The only real thing of interest is that there's an alleged zero day magento exploit out there, PHP in images is nothing new, encrypting it so that script kiddies/ clean up crew can't read the purloined info is not new. Mr Black Hat has just come up with a differing mechanism to protect that data.
Putting the data in a php image is inefficient, as soon as the web server is stopped from serving images as PHP then it collects no more and is reliant on clean up not noticing embedded PHP in the image,
grep -i '<?php' `find . -type f -iname \*.png`
is basic but works.
Much better would be to append the encrypted info to any file (existing or not) in a comment block which would reduce the chance of detection and still enable pick up, or to just send the data out straight away to multiple compromised sites.
This also fails if the magento site is using external authentication for payments, though probably useful for collecting background info like email addresses, address details etc... and the clean up is easy if the site is configured correctly from the beginning, a git repository above the web root by a higher level user would show every altered file and log analysis of access to those files could then be backtrace to the original attack vector.

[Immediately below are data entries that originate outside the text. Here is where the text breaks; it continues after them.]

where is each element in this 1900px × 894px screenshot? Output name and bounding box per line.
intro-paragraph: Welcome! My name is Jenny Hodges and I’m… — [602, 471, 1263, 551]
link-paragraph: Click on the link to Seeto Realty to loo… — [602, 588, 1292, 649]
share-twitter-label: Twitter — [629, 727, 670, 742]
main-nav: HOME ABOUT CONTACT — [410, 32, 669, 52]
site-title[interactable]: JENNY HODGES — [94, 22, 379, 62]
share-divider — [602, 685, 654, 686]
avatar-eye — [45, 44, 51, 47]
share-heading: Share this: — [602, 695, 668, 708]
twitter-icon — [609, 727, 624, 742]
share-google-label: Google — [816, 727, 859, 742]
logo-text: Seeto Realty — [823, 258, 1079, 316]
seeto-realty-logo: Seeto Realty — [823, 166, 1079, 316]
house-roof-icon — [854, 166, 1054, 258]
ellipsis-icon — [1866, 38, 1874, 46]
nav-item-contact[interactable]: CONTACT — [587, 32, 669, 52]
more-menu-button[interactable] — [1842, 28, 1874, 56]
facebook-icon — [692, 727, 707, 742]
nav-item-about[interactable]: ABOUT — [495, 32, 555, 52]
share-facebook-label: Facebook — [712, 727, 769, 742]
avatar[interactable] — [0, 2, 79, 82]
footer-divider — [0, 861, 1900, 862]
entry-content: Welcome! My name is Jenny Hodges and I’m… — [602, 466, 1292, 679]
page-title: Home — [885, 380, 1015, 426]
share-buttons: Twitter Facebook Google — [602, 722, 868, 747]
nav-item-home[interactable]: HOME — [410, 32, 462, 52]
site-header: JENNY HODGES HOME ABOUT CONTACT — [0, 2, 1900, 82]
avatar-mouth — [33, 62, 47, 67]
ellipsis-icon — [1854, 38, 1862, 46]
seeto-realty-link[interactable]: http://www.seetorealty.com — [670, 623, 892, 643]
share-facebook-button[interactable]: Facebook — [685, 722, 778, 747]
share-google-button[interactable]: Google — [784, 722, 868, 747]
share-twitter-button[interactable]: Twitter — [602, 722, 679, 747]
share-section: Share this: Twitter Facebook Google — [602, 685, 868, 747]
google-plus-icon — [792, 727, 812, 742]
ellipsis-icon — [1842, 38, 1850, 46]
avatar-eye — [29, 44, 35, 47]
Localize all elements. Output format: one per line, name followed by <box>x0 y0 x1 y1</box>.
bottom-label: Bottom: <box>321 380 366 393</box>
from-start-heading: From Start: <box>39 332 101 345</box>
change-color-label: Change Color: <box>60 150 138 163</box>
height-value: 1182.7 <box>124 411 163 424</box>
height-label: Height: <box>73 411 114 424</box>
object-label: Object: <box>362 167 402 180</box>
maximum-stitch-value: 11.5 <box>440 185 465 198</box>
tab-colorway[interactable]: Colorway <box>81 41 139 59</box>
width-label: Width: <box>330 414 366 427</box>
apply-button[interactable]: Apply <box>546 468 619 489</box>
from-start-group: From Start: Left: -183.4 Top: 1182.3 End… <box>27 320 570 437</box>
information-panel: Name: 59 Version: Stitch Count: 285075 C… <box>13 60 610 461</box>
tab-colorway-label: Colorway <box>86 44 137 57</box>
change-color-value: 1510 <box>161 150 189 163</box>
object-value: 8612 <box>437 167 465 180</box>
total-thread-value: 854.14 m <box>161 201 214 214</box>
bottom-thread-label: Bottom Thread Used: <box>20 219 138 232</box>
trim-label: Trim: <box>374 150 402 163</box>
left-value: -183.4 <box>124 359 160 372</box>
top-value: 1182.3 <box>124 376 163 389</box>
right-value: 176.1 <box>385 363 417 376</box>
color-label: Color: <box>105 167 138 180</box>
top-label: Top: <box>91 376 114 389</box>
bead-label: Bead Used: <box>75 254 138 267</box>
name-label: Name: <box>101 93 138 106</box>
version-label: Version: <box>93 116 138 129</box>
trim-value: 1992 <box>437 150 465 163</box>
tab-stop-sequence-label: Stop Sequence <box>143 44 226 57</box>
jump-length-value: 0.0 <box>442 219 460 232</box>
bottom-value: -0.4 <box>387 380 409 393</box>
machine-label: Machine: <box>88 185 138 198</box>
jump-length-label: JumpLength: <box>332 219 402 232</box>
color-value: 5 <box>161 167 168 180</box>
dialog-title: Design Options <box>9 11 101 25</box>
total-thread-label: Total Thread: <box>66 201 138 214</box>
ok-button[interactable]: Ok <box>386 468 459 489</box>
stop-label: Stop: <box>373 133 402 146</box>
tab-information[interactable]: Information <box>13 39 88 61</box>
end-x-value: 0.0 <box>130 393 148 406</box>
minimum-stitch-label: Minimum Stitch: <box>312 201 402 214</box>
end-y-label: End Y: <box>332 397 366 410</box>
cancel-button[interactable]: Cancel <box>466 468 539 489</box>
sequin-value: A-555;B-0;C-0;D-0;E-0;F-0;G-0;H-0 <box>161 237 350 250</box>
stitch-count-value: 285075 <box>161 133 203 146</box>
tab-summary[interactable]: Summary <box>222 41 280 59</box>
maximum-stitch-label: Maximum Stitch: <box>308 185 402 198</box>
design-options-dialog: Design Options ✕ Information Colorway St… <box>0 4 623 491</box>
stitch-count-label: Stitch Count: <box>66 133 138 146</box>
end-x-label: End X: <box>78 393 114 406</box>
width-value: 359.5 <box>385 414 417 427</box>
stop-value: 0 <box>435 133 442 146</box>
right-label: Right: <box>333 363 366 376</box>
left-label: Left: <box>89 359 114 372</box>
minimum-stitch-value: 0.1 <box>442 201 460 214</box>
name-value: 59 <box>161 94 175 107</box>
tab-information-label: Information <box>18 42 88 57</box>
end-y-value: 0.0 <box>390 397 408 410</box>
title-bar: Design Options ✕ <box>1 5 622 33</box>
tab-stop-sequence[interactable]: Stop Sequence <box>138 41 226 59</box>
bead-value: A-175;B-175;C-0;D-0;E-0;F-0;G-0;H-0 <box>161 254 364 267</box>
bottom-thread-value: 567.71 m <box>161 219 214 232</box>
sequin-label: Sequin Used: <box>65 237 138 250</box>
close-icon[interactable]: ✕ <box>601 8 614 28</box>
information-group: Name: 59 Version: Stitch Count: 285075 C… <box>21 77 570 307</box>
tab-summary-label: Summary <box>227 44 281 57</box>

Distributing the data out immediately is preferable as it retains the max amount of efficiency rather than relying on pick up at a later date, all this indicates is that one black hat is working on a better way of obsfucating which data is exfiltrated and I take my hat off to him, modifying the file time is quite nice as it confuses as to who has bought what during the time the hack was live (and is probably used to check if the file has altered since the last pick up). Downside, makes it easier to track which files were modified for exfiltration during clean up.